Following shakedown training off the eastern coast of the United States, Thomas A. Edison loaded Polaris missiles at Charleston, S.C., and embarked upon her first deterrent patrol on 7 November. She concluded that patrol at the base at Holy Loch, Scotland, whence she operated for the next four years and 17 deterrent patrols. In September 1966, her official home port was changed from New London, Conn., to Charleston, S.C., in preparation for her first major overhaul. She ended her 17th patrol at Charleston on 15 October 1966 and began her overhaul on the 28th. She completed repairs on 9 May 1968; and, after post-overhaul sea trials and shakedown, she embarked upon her 18th deterrent patrol on 22 September 1968. Over the next five years, she operated out of New London and Rota, Spain, from which ports she conducted another 19 patrols in the Atlantic.
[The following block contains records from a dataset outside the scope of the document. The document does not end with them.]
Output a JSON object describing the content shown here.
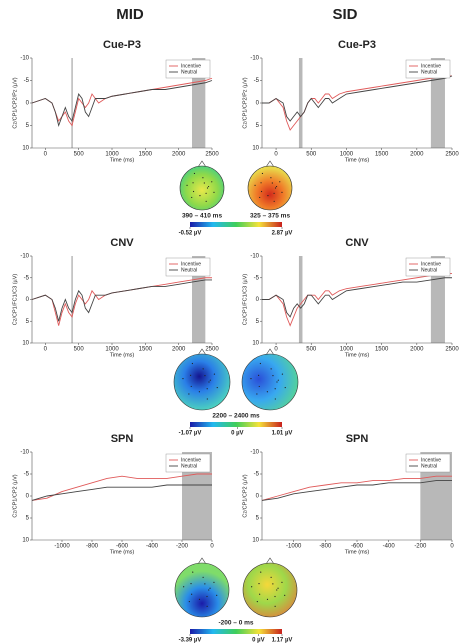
{
  "columns": [
    "MID",
    "SID"
  ],
  "chart_data": [
    {
      "type": "line",
      "title": "Cue-P3",
      "xlabel": "Time (ms)",
      "ylabel": "Cz/CP1/CP2/Pz (µV)",
      "x": [
        -200,
        -100,
        0,
        100,
        150,
        200,
        250,
        300,
        350,
        400,
        450,
        500,
        550,
        600,
        650,
        700,
        750,
        800,
        900,
        1000,
        1200,
        1400,
        1600,
        1800,
        2000,
        2200,
        2400,
        2500
      ],
      "series": [
        {
          "name": "Incentive",
          "color": "#e05a5a",
          "values": [
            0,
            -0.5,
            -1,
            0,
            2,
            4,
            3,
            2,
            4,
            5,
            2,
            -1,
            0,
            1,
            0,
            -2,
            -1,
            0,
            -1,
            -1.5,
            -2,
            -2.5,
            -3,
            -3.5,
            -4,
            -4.5,
            -5,
            -5.5
          ]
        },
        {
          "name": "Neutral",
          "color": "#444444",
          "values": [
            0,
            -0.5,
            -1,
            0,
            2,
            5,
            3,
            1,
            3,
            4,
            1,
            -2,
            -1,
            2,
            3,
            1,
            -1,
            -1,
            -1,
            -1.5,
            -2,
            -2.5,
            -3,
            -3,
            -3.5,
            -4,
            -4.5,
            -5
          ]
        }
      ],
      "xlim": [
        -200,
        2500
      ],
      "ylim": [
        10,
        -10
      ],
      "xticks": [
        0,
        500,
        1000,
        1500,
        2000,
        2500
      ],
      "yticks": [
        -10,
        -5,
        0,
        5,
        10
      ],
      "shaded": [
        [
          390,
          410
        ],
        [
          2200,
          2400
        ]
      ],
      "legend": "upper right"
    },
    {
      "type": "line",
      "title": "Cue-P3",
      "xlabel": "Time (ms)",
      "ylabel": "Cz/CP1/CP2/Pz (µV)",
      "x": [
        -200,
        -100,
        0,
        100,
        150,
        200,
        250,
        300,
        350,
        400,
        450,
        500,
        550,
        600,
        650,
        700,
        750,
        800,
        900,
        1000,
        1200,
        1400,
        1600,
        1800,
        2000,
        2200,
        2400,
        2500
      ],
      "series": [
        {
          "name": "Incentive",
          "color": "#e05a5a",
          "values": [
            0,
            0,
            -1,
            1,
            4,
            6,
            5,
            4,
            3,
            2,
            0,
            -1,
            -1,
            0,
            -1,
            -2,
            -2,
            -1,
            -2,
            -2.5,
            -3,
            -3.5,
            -4,
            -4.5,
            -5,
            -5.5,
            -6,
            -6
          ]
        },
        {
          "name": "Neutral",
          "color": "#444444",
          "values": [
            0,
            0,
            -1,
            0,
            3,
            4,
            3,
            2,
            3,
            2,
            0,
            -1,
            0,
            1,
            0,
            -1,
            -1,
            0,
            -1,
            -2,
            -2.5,
            -3,
            -3.5,
            -4,
            -4.5,
            -5,
            -5.5,
            -6
          ]
        }
      ],
      "xlim": [
        -200,
        2500
      ],
      "ylim": [
        10,
        -10
      ],
      "xticks": [
        0,
        500,
        1000,
        1500,
        2000,
        2500
      ],
      "yticks": [
        -10,
        -5,
        0,
        5,
        10
      ],
      "shaded": [
        [
          325,
          375
        ],
        [
          2200,
          2400
        ]
      ],
      "legend": "upper right"
    },
    {
      "type": "line",
      "title": "CNV",
      "xlabel": "Time (ms)",
      "ylabel": "Cz/CP1/FC1/C3 (µV)",
      "x": [
        -200,
        -100,
        0,
        100,
        150,
        200,
        250,
        300,
        350,
        400,
        450,
        500,
        550,
        600,
        650,
        700,
        750,
        800,
        900,
        1000,
        1200,
        1400,
        1600,
        1800,
        2000,
        2200,
        2400,
        2500
      ],
      "series": [
        {
          "name": "Incentive",
          "color": "#e05a5a",
          "values": [
            0,
            -0.5,
            -1,
            0,
            3,
            6,
            3,
            1,
            3,
            4,
            1,
            -1,
            0,
            1,
            0,
            -2,
            -1,
            0,
            -1,
            -1.5,
            -2,
            -2.5,
            -3,
            -3.5,
            -4,
            -4.5,
            -5,
            -5
          ]
        },
        {
          "name": "Neutral",
          "color": "#444444",
          "values": [
            0,
            -0.5,
            -1,
            0,
            2,
            5,
            2,
            0,
            2,
            3,
            0,
            -2,
            -1,
            2,
            3,
            1,
            -1,
            -1,
            -1,
            -1.5,
            -2,
            -2.5,
            -3,
            -3,
            -3.5,
            -4,
            -4.5,
            -4.5
          ]
        }
      ],
      "xlim": [
        -200,
        2500
      ],
      "ylim": [
        10,
        -10
      ],
      "xticks": [
        0,
        500,
        1000,
        1500,
        2000,
        2500
      ],
      "yticks": [
        -10,
        -5,
        0,
        5,
        10
      ],
      "shaded": [
        [
          390,
          410
        ],
        [
          2200,
          2400
        ]
      ],
      "legend": "upper right"
    },
    {
      "type": "line",
      "title": "CNV",
      "xlabel": "Time (ms)",
      "ylabel": "Cz/CP1/FC1/C3 (µV)",
      "x": [
        -200,
        -100,
        0,
        100,
        150,
        200,
        250,
        300,
        350,
        400,
        450,
        500,
        550,
        600,
        650,
        700,
        750,
        800,
        900,
        1000,
        1200,
        1400,
        1600,
        1800,
        2000,
        2200,
        2400,
        2500
      ],
      "series": [
        {
          "name": "Incentive",
          "color": "#e05a5a",
          "values": [
            0,
            0,
            -1,
            1,
            4,
            6,
            4,
            2,
            1,
            0,
            -1,
            -1,
            -1,
            0,
            -1,
            -2,
            -2,
            -1,
            -2,
            -2.5,
            -3,
            -3.5,
            -4,
            -4.5,
            -5,
            -5.5,
            -6,
            -6
          ]
        },
        {
          "name": "Neutral",
          "color": "#444444",
          "values": [
            0,
            0,
            -1,
            0,
            3,
            4,
            2,
            1,
            2,
            1,
            -1,
            -1,
            0,
            1,
            0,
            -1,
            -1,
            0,
            -1,
            -2,
            -2.5,
            -3,
            -3.5,
            -4,
            -4,
            -4.5,
            -5,
            -5
          ]
        }
      ],
      "xlim": [
        -200,
        2500
      ],
      "ylim": [
        10,
        -10
      ],
      "xticks": [
        0,
        500,
        1000,
        1500,
        2000,
        2500
      ],
      "yticks": [
        -10,
        -5,
        0,
        5,
        10
      ],
      "shaded": [
        [
          325,
          375
        ],
        [
          2200,
          2400
        ]
      ],
      "legend": "upper right"
    },
    {
      "type": "line",
      "title": "SPN",
      "xlabel": "Time (ms)",
      "ylabel": "Cz/CP1/CP2 (µV)",
      "x": [
        -1200,
        -1100,
        -1000,
        -900,
        -800,
        -700,
        -600,
        -500,
        -400,
        -300,
        -200,
        -100,
        0
      ],
      "series": [
        {
          "name": "Incentive",
          "color": "#e05a5a",
          "values": [
            1,
            0.5,
            -1,
            -2,
            -3,
            -4,
            -4.5,
            -4,
            -4,
            -4,
            -4.5,
            -5,
            -5
          ]
        },
        {
          "name": "Neutral",
          "color": "#444444",
          "values": [
            1,
            0,
            -0.5,
            -1,
            -1.5,
            -2,
            -2,
            -2,
            -2,
            -2.5,
            -2.5,
            -2.5,
            -2.5
          ]
        }
      ],
      "xlim": [
        -1200,
        0
      ],
      "ylim": [
        10,
        -10
      ],
      "xticks": [
        -1000,
        -800,
        -600,
        -400,
        -200,
        0
      ],
      "yticks": [
        -10,
        -5,
        0,
        5,
        10
      ],
      "shaded": [
        [
          -200,
          0
        ]
      ],
      "legend": "upper right"
    },
    {
      "type": "line",
      "title": "SPN",
      "xlabel": "Time (ms)",
      "ylabel": "Cz/CP1/CP2 (µV)",
      "x": [
        -1200,
        -1100,
        -1000,
        -900,
        -800,
        -700,
        -600,
        -500,
        -400,
        -300,
        -200,
        -100,
        0
      ],
      "series": [
        {
          "name": "Incentive",
          "color": "#e05a5a",
          "values": [
            1,
            0,
            -1,
            -2,
            -2.5,
            -3,
            -3,
            -3.5,
            -3.5,
            -4,
            -4,
            -4.5,
            -4.5
          ]
        },
        {
          "name": "Neutral",
          "color": "#444444",
          "values": [
            1,
            0.5,
            -0.5,
            -1,
            -1.5,
            -2,
            -2.5,
            -2.5,
            -3,
            -3,
            -3,
            -3.5,
            -3.5
          ]
        }
      ],
      "xlim": [
        -1200,
        0
      ],
      "ylim": [
        10,
        -10
      ],
      "xticks": [
        -1000,
        -800,
        -600,
        -400,
        -200,
        0
      ],
      "yticks": [
        -10,
        -5,
        0,
        5,
        10
      ],
      "shaded": [
        [
          -200,
          0
        ]
      ],
      "legend": "upper right"
    }
  ],
  "topomaps": [
    {
      "windows": [
        "390 – 410 ms",
        "325 – 375 ms"
      ],
      "clim": [
        -0.52,
        2.87
      ],
      "cticks": [
        {
          "value": -0.52,
          "label": "-0.52 µV"
        },
        {
          "value": 2.87,
          "label": "2.87 µV"
        }
      ]
    },
    {
      "windows": [
        "2200 – 2400 ms"
      ],
      "clim": [
        -1.07,
        1.01
      ],
      "cticks": [
        {
          "value": -1.07,
          "label": "-1.07 µV"
        },
        {
          "value": 0,
          "label": "0 µV"
        },
        {
          "value": 1.01,
          "label": "1.01 µV"
        }
      ]
    },
    {
      "windows": [
        "-200 – 0 ms"
      ],
      "clim": [
        -3.39,
        1.17
      ],
      "cticks": [
        {
          "value": -3.39,
          "label": "-3.39 µV"
        },
        {
          "value": 0,
          "label": "0 µV"
        },
        {
          "value": 1.17,
          "label": "1.17 µV"
        }
      ]
    }
  ]
}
In June of 1973, she was transferred to the Pacific Fleet, arriving in San Diego on 11 July. After a short period of operations with Submarine Group 5, she moved to Vallejo on 6 August to begin another overhaul, this time at the Mare Island Naval Shipyard. On 30 November 1974, the fleet ballistic missile submarine completed repairs and, following shakedown in January and February of 1975, she transited the Panama Canal again in March to fire test missiles near Cape Canaveral, Fla. She concluded that mission in July and retransited the canal on 8 August. Thomas A. Edison carried out operations along the west coast until December at which time she headed for her new home port, Guam. As of the beginning of 1980, the fleet ballistic missile submarine continued to conduct deterrent patrols from her base at Guam.
The ballistic-missile submarine Thomas A. Edison (SSBN-610).